One problem – helium-3 is quite expensive and rare on our planet. With us, it quickly dissipates due to the atmosphere. And on the moon helium-3 accumulates billions of years. It is going from the solar wind. The helium content in the lunar soil is approximately 100 times greater than on our planet.
In addition to the lack of helium-3, there are also no thermonuclear power plants. While all the reactions take place in the laboratory. But, most likely, the creation of thermonuclear energy is a matter of the near future.
Can precious metals be on the moon?
They can! Although no deposits were found. But here a couple of words need to be said about where the precious metals come from.

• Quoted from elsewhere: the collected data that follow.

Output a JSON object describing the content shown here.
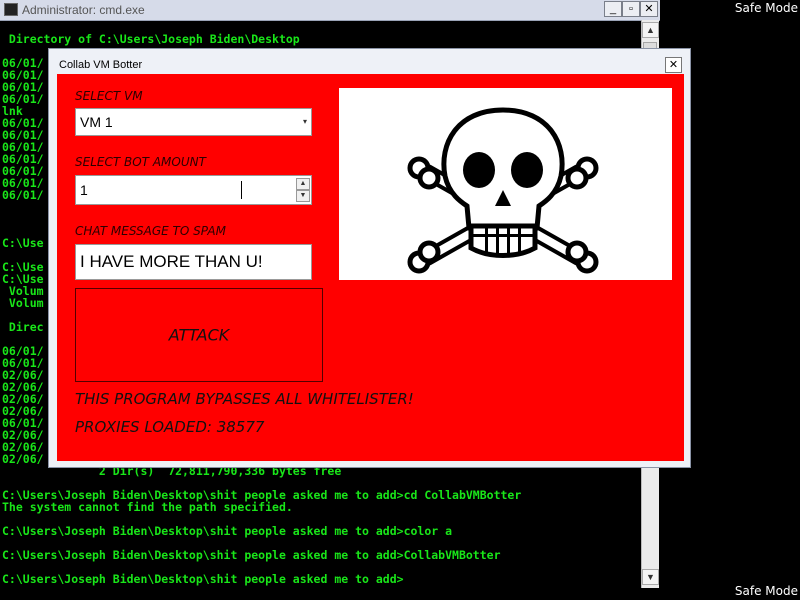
{
  "desktop": {
    "safe_mode_label": "Safe Mode"
  },
  "cmd": {
    "title": "Administrator: cmd.exe",
    "buttons": {
      "minimize": "_",
      "maximize": "▫",
      "close": "✕"
    },
    "scroll_up": "▲",
    "scroll_down": "▼",
    "lines": [
      " Directory of C:\\Users\\Joseph Biden\\Desktop",
      "06/01/",
      "06/01/",
      "06/01/",
      "06/01/",
      "lnk",
      "06/01/",
      "06/01/",
      "06/01/",
      "06/01/",
      "06/01/",
      "06/01/",
      "06/01/",
      "C:\\Use",
      "C:\\Use",
      "C:\\Use",
      " Volum",
      " Volum",
      " Direc",
      "06/01/",
      "06/01/",
      "02/06/",
      "02/06/",
      "02/06/",
      "02/06/",
      "06/01/",
      "02/06/",
      "02/06/",
      "02/06/",
      "              2 Dir(s)  72,811,790,336 bytes free",
      "C:\\Users\\Joseph Biden\\Desktop\\shit people asked me to add>cd CollabVMBotter",
      "The system cannot find the path specified.",
      "C:\\Users\\Joseph Biden\\Desktop\\shit people asked me to add>color a",
      "C:\\Users\\Joseph Biden\\Desktop\\shit people asked me to add>CollabVMBotter",
      "C:\\Users\\Joseph Biden\\Desktop\\shit people asked me to add>"
    ]
  },
  "botter": {
    "title": "Collab VM Botter",
    "close": "✕",
    "select_vm_label": "SELECT VM",
    "select_vm_value": "VM 1",
    "dropdown_arrow": "▾",
    "bot_amount_label": "SELECT BOT AMOUNT",
    "bot_amount_value": "1",
    "spin_up": "▲",
    "spin_down": "▼",
    "chat_label": "CHAT MESSAGE TO SPAM",
    "chat_value": "I HAVE MORE THAN U!",
    "attack_label": "ATTACK",
    "bypass_text": "THIS PROGRAM BYPASSES ALL WHITELISTER!",
    "proxies_text": "PROXIES LOADED: 38577",
    "image_icon": "skull-and-crossbones-icon",
    "accent_color": "#ff0000"
  }
}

Gold, platinum and everything that is heavier than iron in the periodic table cannot appear in the bowels of the planet or even a star. Such metals are born only during the collision of large stars, the explosion of supernovae and the formation of neutron stars. And after that, meteorites, like spray after an explosion, carry these materials throughout the galaxy.
4 billion years ago, the Earth was literally shot by meteorites, which brought many valuable elements. The moon also regularly gets, so we can say with confidence that they will definitely find something from precious metals there. On the other hand, production costs will definitely not pay off, unlike the promising helium-3.
How else can you use the moon
Other useful uses for our satellite are in the medium term. In the next ten years – unlikely, but before the end of the century – it is very likely. So, what else can be done useful as part of the colonization of the moon.
Energy. There is a lot of it! Perhaps the most important thing is energy. And this even dropping the semi-fantastic scenario with helium-3. Just on the moon is the perfect cheap solar energy.
A bit of interesting math. According to the calculations of the American power engineers, in order to produce 1 petawatt of energy, on the Moon it is necessary to build a complex that costs $ 200 trillion.
To generate 1 petawatt on Earth, the solar energy complex will cost $ 8,000 trillion! It turns out that the Moon for energy production is 40 times more profitable than the Earth.